Republicans had promised to protect the credit as an incentive for high-paying jobs. Other breaks could also be undermined, including allowances used by energy companies worth about $1 billion a year.

"Mistakes like this one happen when senators cut their deals 24 hours before the bill passes," said Russ Sullivan, a former Democratic staff director at the Senate Finance Committee now at McGuireWoods LLP. "The legislative sausage grinder needs to churn more than one day to get all the bones out."

Murray Energy Corp., an Ohio-based firm and the largest privately held U.S. coal-mining company, complained that the AMT decision and the Senate's tougher limits on interest deductions made a "mockery out of so-called tax reform."

Robert Murray, the company's chief executive officer, said the Senate tax plan would raise his tax bill by $60 million.

"What the Senate did, in their befuddled mess, is drove me out of business and then bragged about the fact that they got some tax reform passed," Mr. Murray said Sunday. "This is not job creation. This is not stimulating income. This is driving a whole sector of our community into nonexistence."

Mr. Murray is a donor to Republicans, including President Donald Trump, who talked during his 2016 campaign about boosting coal-mining jobs.

The Joint Committee on Taxation estimates keeping the corporate AMT will raise $40 billion over a decade, much smaller than the value of incentives like the research and development credit. That suggests the provision won't have the catastrophic effect tax experts and companies fear, said an aide familiar with the decision to add the AMT provision.

Some tax analysts say that $40 billion estimate is too small and the decision to keep the corporate AMT will have far-reaching effects. Policy makers are aware of companies' concerns and discussions are fluid, the aide said.

The tax bill that passed the House last month would eliminate the corporate AMT. Republicans plan to reconcile the differences in the bills in a conference committee and get a final measure to Mr. Trump by Christmas. House leaders already say they won't just pass the Senate bill, and complications like the corporate AMT make that even more likely.

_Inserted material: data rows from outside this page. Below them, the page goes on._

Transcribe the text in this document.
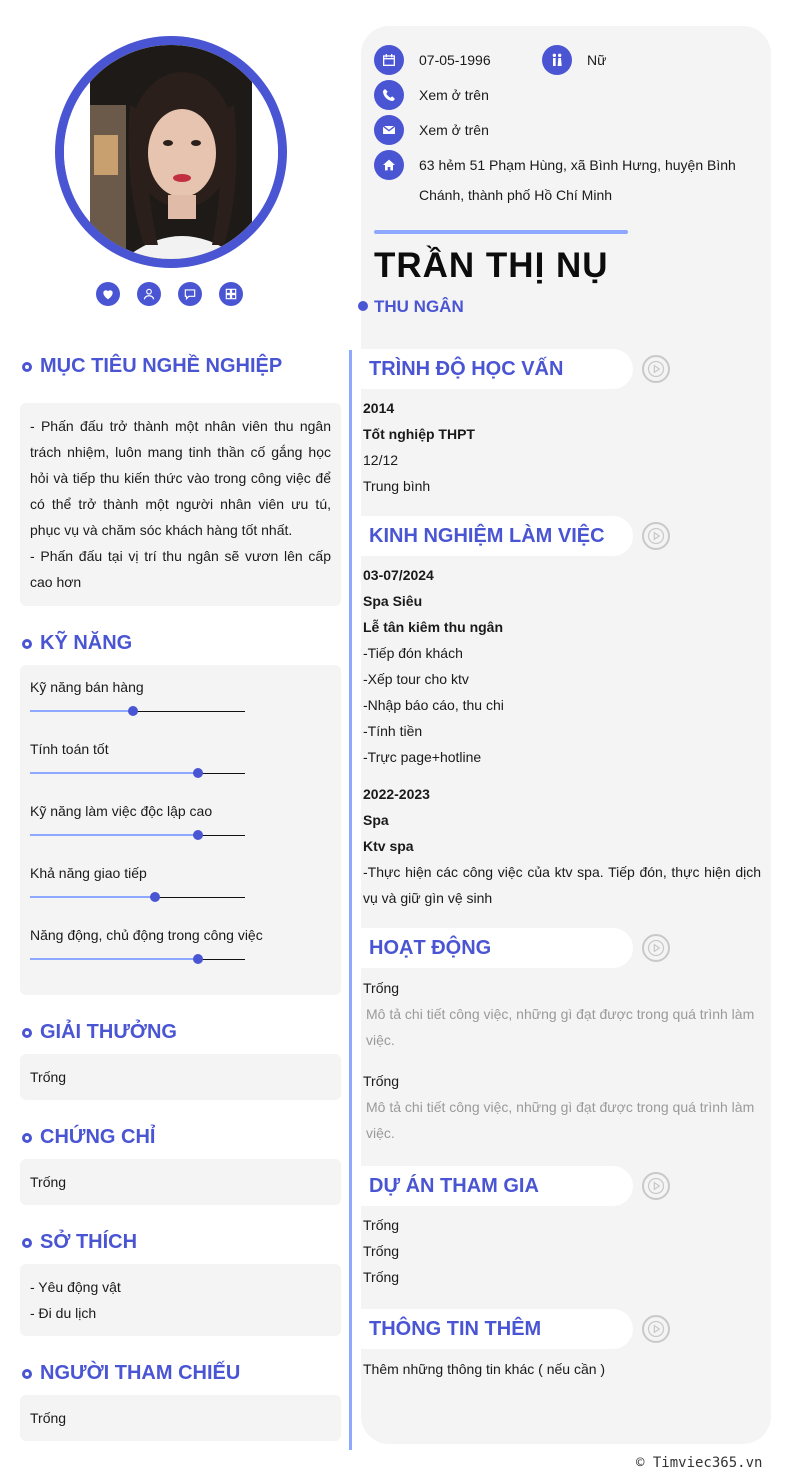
07-05-1996	Nữ
Xem ở trên
Xem ở trên
63 hẻm 51 Phạm Hùng, xã Bình Hưng, huyện Bình
Chánh, thành phố Hồ Chí Minh
TRẦN THỊ NỤ
THU NGÂN
MỤC TIÊU NGHỀ NGHIỆP
- Phấn đấu trở thành một nhân viên thu ngân trách nhiệm, luôn mang tinh thần cố gắng học hỏi và tiếp thu kiến thức vào trong công việc để có thể trở thành một người nhân viên ưu tú, phục vụ và chăm sóc khách hàng tốt nhất.
- Phấn đấu tại vị trí thu ngân sẽ vươn lên cấp cao hơn
KỸ NĂNG
Kỹ năng bán hàng
Tính toán tốt
Kỹ năng làm việc độc lập cao
Khả năng giao tiếp
Năng động, chủ động trong công việc
GIẢI THƯỞNG
Trống
CHỨNG CHỈ
Trống
SỞ THÍCH
- Yêu động vật
- Đi du lịch
NGƯỜI THAM CHIẾU
Trống
TRÌNH ĐỘ HỌC VẤN
2014
Tốt nghiệp THPT
12/12
Trung bình
KINH NGHIỆM LÀM VIỆC
03-07/2024
Spa Siêu
Lễ tân kiêm thu ngân
-Tiếp đón khách
-Xếp tour cho ktv
-Nhập báo cáo, thu chi
-Tính tiền
-Trực page+hotline
2022-2023
Spa
Ktv spa
-Thực hiện các công việc của ktv spa. Tiếp đón, thực hiện dịch vụ và giữ gìn vệ sinh
HOẠT ĐỘNG
Trống
Mô tả chi tiết công việc, những gì đạt được trong quá trình làm việc.
Trống
Mô tả chi tiết công việc, những gì đạt được trong quá trình làm việc.
DỰ ÁN THAM GIA
Trống
Trống
Trống
THÔNG TIN THÊM
Thêm những thông tin khác ( nếu cần )
© Timviec365.vn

"Luckily, this is not the final bill," said Reuven Avi-Yonah, a tax law professor at the University of Michigan who expects Republicans to fix the problem in a House-Senate conference committee.

The AMT is designed to make sure companies and individuals can't use legal breaks to avoid all their taxes. Under the AMT, taxpayers are required to calculate what they owe under both tax systems and pay whichever is greater. For individuals, state taxes and personal exemptions can't be deducted. The tax tends to affect upper-middle-class residents of high-tax states.

The Senate kept both the individual and the corporate AMT. The list of disallowed breaks under the corporate AMT is even more complicated than it is for individuals.

Most corporations don't worry about the AMT. With a regular tax rate of 35% and a corporate AMT rate of 20%, almost all of them end up in the regular tax system. The corporate AMT doesn't claw back all tax breaks in the current system, including most of the benefits of earning profits in low-tax foreign countries.

The original Senate Republican plan set the regular corporate tax rate to 20% and repealed the corporate AMT. The last-minute amendment reinstated the corporate AMT and its 20% rate.

Because the AMT forces filers to pay the higher of two the tax calculations, many companies would be forced into the AMT system with a regular rate and AMT rate both set at 20%.

"It's really strange, of course," Mr. Avi-Yonah said. "The whole idea of the AMT in all the years it's been around since 1969 has been broader base, lower rates. Whereas this is broader base, same rate."